The `pH` of `0.02 M NH_(4)Cl (aq) (pK_(b)=4.73)` is equal to

To find the pH of a 0.02 M solution of NH₄Cl, we need to consider the hydrolysis of the salt. NH₄Cl is formed from the weak base NH₃ (ammonia) and the strong acid HCl (hydrochloric acid). The hydrolysis of NH₄Cl in water will produce NH₄⁺ ions, which can donate protons (H⁺) to the solution, making it acidic. ### Step-by-Step Solution: 1. **Identify the components**: NH₄Cl is a salt derived from a weak base (NH₃) and a strong acid (HCl).
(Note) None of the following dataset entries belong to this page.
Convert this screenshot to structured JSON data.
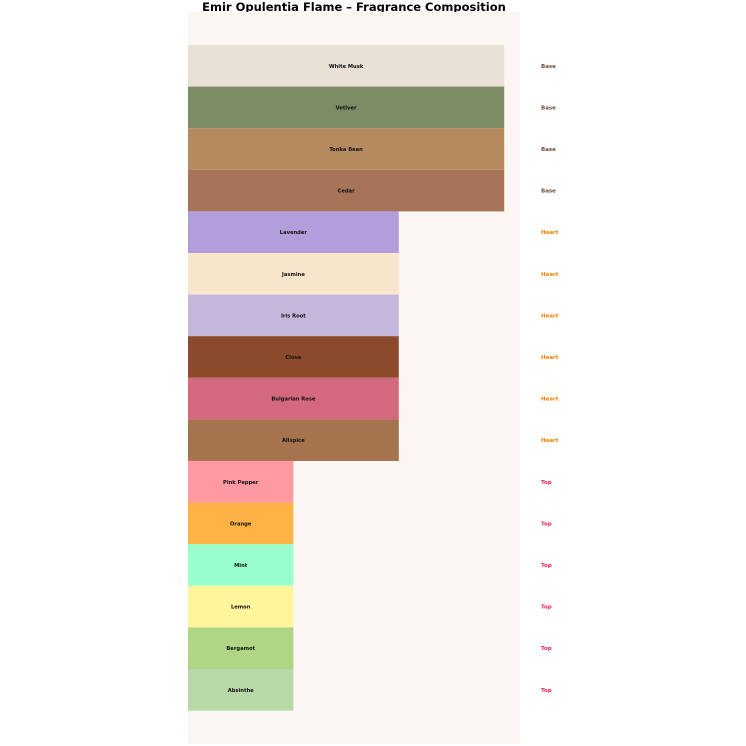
{
  "chart_data": {
    "type": "bar",
    "orientation": "horizontal",
    "title": "Emir Opulentia Flame – Fragrance Composition",
    "xlabel": "",
    "ylabel": "",
    "xlim": [
      0,
      3.15
    ],
    "grid": false,
    "axes_visible": false,
    "background": "#faf7f2",
    "tier_colors": {
      "Base": "#6d4c41",
      "Heart": "#f57c00",
      "Top": "#e91e63"
    },
    "notes": [
      {
        "name": "White Musk",
        "tier": "Base",
        "value": 3,
        "color": "#e8e0d5"
      },
      {
        "name": "Vetiver",
        "tier": "Base",
        "value": 3,
        "color": "#7b8b63"
      },
      {
        "name": "Tonka Bean",
        "tier": "Base",
        "value": 3,
        "color": "#b58a5e"
      },
      {
        "name": "Cedar",
        "tier": "Base",
        "value": 3,
        "color": "#a87459"
      },
      {
        "name": "Lavender",
        "tier": "Heart",
        "value": 2,
        "color": "#b39ddb"
      },
      {
        "name": "Jasmine",
        "tier": "Heart",
        "value": 2,
        "color": "#f7e6cc"
      },
      {
        "name": "Iris Root",
        "tier": "Heart",
        "value": 2,
        "color": "#c5b7db"
      },
      {
        "name": "Clove",
        "tier": "Heart",
        "value": 2,
        "color": "#8b4a2b"
      },
      {
        "name": "Bulgarian Rose",
        "tier": "Heart",
        "value": 2,
        "color": "#d4697d"
      },
      {
        "name": "Allspice",
        "tier": "Heart",
        "value": 2,
        "color": "#a6734f"
      },
      {
        "name": "Pink Pepper",
        "tier": "Top",
        "value": 1,
        "color": "#ff9aa2"
      },
      {
        "name": "Orange",
        "tier": "Top",
        "value": 1,
        "color": "#ffb347"
      },
      {
        "name": "Mint",
        "tier": "Top",
        "value": 1,
        "color": "#98ffcc"
      },
      {
        "name": "Lemon",
        "tier": "Top",
        "value": 1,
        "color": "#fff59d"
      },
      {
        "name": "Bergamot",
        "tier": "Top",
        "value": 1,
        "color": "#b0d685"
      },
      {
        "name": "Absinthe",
        "tier": "Top",
        "value": 1,
        "color": "#b8d8a8"
      }
    ]
  }
}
This means that the solution will be acidic. 2. **Determine the pKₐ of NH₄⁺**: The relationship between pKₐ and pKₑ is given by: \[ pK_a + pK_b = pK_w \] where \( pK_w \) is 14 at 25°C. Given \( pK_b \) of NH₃ is 4.73, we can find \( pK_a \): \[ pK_a = pK_w - pK_b = 14 - 4.73 = 9.27 \] 3. **Calculate the concentration of NH₄⁺**: The concentration of NH₄⁺ in the solution is equal to the concentration of NH₄Cl, which is 0.02 M. 4. **Set up the hydrolysis equilibrium**: The hydrolysis of NH₄⁺ can be represented as: \[ NH₄^+ + H₂O \rightleftharpoons NH₃ + H₃O^+ \] The equilibrium constant \( K_a \) for this reaction can be expressed as: \[ K_a = \frac{[NH₃][H₃O^+]}{[NH₄^+]} \] Since we are starting with 0.02 M NH₄⁺ and assuming \( x \) is the amount that dissociates: \[ [NH₄^+] = 0.02 - x \approx 0.02 \quad (\text{since } x \text{ is small}) \] \[ [NH₃] = x \quad \text{and} \quad [H₃O^+] = x \] 5. **Substituting into the Ka expression**: The \( K_a \) can be calculated using: \[ K_a = 10^{-pK_a} = 10^{-9.27} \approx 5.37 \times 10^{-10} \] Substituting into the equilibrium expression: \[ 5.37 \times 10^{-10} = \frac{x^2}{0.02} \] 6. **Solving for x**: Rearranging gives: \[ x^2 = 5.37 \times 10^{-10} \times 0.02 = 1.074 \times 10^{-11} \] \[ x = \sqrt{1.074 \times 10^{-11}} \approx 1.037 \times 10^{-6} \] 7. **Calculating pH**: Since \( [H₃O^+] = x \), we can find the pH: \[ pH = -\log[H₃O^+] = -\log(1.037 \times 10^{-6}) \approx 5.98 \] ### Final Answer: The pH of the 0.02 M NH₄Cl solution is approximately **5.98**.